LPP is carried out according to the Plan of Measures of Legal Protection Proceedings developed by the debtor and confirmed by creditors and court.

Advantages of the LDD process:

  1. possibility to postpone payment obligations;
  2. possibility to increase the basic capital of a debtor - capital company (including the investing of the right of the creditor to claim against the debtor in the equity capital);
  3. possibility to erase or suspend the side claims, such as accrued interest for delayed payments and contractual penalties;
  4. all known creditors must be introduced to the Plan of Measures of LPP, but it must be confirmed and accepted by only a part of creditors –  the secured creditors, claims of which constitute at least 2/3 of the total secured creditors‘ claim amount and over 50% of the creditors representing the unsecured claims. The Plan of Measures of LPP is mandatory and binding to all creditors, including those who have not given their consent.

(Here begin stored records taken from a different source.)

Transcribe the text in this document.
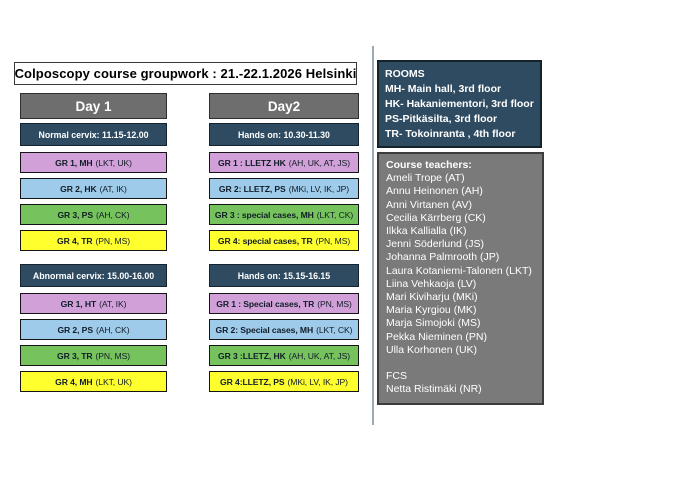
Colposcopy course groupwork : 21.-22.1.2026 Helsinki
Day 1
Normal cervix: 11.15-12.00
GR 1, MH (LKT, UK)
GR 2, HK (AT, IK)
GR 3, PS (AH, CK)
GR 4, TR (PN, MS)
Abnormal cervix: 15.00-16.00
GR 1, HT (AT, IK)
GR 2, PS (AH, CK)
GR 3, TR (PN, MS)
GR 4, MH (LKT, UK)
Day2
Hands on: 10.30-11.30
GR 1 : LLETZ HK (AH, UK, AT, JS)
GR 2: LLETZ, PS (MKi, LV, IK, JP)
GR 3 : special cases, MH (LKT, CK)
GR 4: special cases, TR (PN, MS)
Hands on: 15.15-16.15
GR 1 : Special cases, TR (PN, MS)
GR 2: Special cases, MH (LKT, CK)
GR 3 :LLETZ, HK (AH, UK, AT, JS)
GR 4:LLETZ, PS (MKi, LV, IK, JP)
ROOMS
MH- Main hall, 3rd floor
HK- Hakaniementori, 3rd floor
PS-Pitkäsilta, 3rd floor
TR- Tokoinranta , 4th floor
Course teachers:
Ameli Trope (AT)
Annu Heinonen (AH)
Anni Virtanen (AV)
Cecilia Kärrberg (CK)
Ilkka Kallialla (IK)
Jenni Söderlund (JS)
Johanna Palmrooth (JP)
Laura Kotaniemi-Talonen (LKT)
Liina Vehkaoja (LV)
Mari Kiviharju (MKi)
Maria Kyrgiou (MK)
Marja Simojoki (MS)
Pekka Nieminen (PN)
Ulla Korhonen (UK)
FCS
Netta Ristimäki (NR)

Specific regulations apply to handling tax debts in the LPP, including ban to reduce or erase the basic tax debt, divide the basic tax debt in instalments or postponing the payment for more than 6 months, etc.

The process is initiated by court on the bases of the debtor’s application.

The maximum term for the execution of LPP is 2 years, which by consent of creditors may be extended for another 2 years. This means that LPP may enable the debtor to divide the debt payments in instalments for a total of 4 years.


In order to open restructuring proceedings in Estonia the company must substantiate that:

  1. the company is likely to become insolvent in the future;
  2. the company requires reorganisation;
  3. the sustainable management of the company is likely after the reorganisation.

Therefore, the application for restructuring must be submitted prior to the company being insolvent.

Main advantages of the restructuring proceedings:

  1. calculation of a fine for delay or a contractual penalty which increases in time on claims against the undertaking is suspended until the restructuring plan is approved. Also, enforcement proceedings are suspended. The court may also adjudicate the validity of measures for securing actions and of enforcement actions of a tax authority or of seizure of the bank account of a tax authority i.e. if money has been seized on Company‘s bank account, it may be released if instrumental to the success of restructuring.
  2. Any bankruptcy applications brought against the company are put on hold until the approval of restructuring plan or termination of restructuring proceedings.
  3. Provided the critical mass of creditors votes for the restructuring plan, the claims of creditors may be transformed as follows:

 1)  terms for the performance of obligations are extended;
 2) monetary claims may be fulfilled in instalments;
 3) amount of debt may be reduced;
 4) an obligation may be replaced with the holding or shares of the company.

For the restructuring plan to be accepted by the creditors, half of all creditors who hold at least two-thirds of all the votes (sum of claim) vote in favour of the plan. It is therefore crucial that negotiations with the creditors are commenced prior to submitting the application to the court and not a moment would be lost if insolvency of the company is imminent.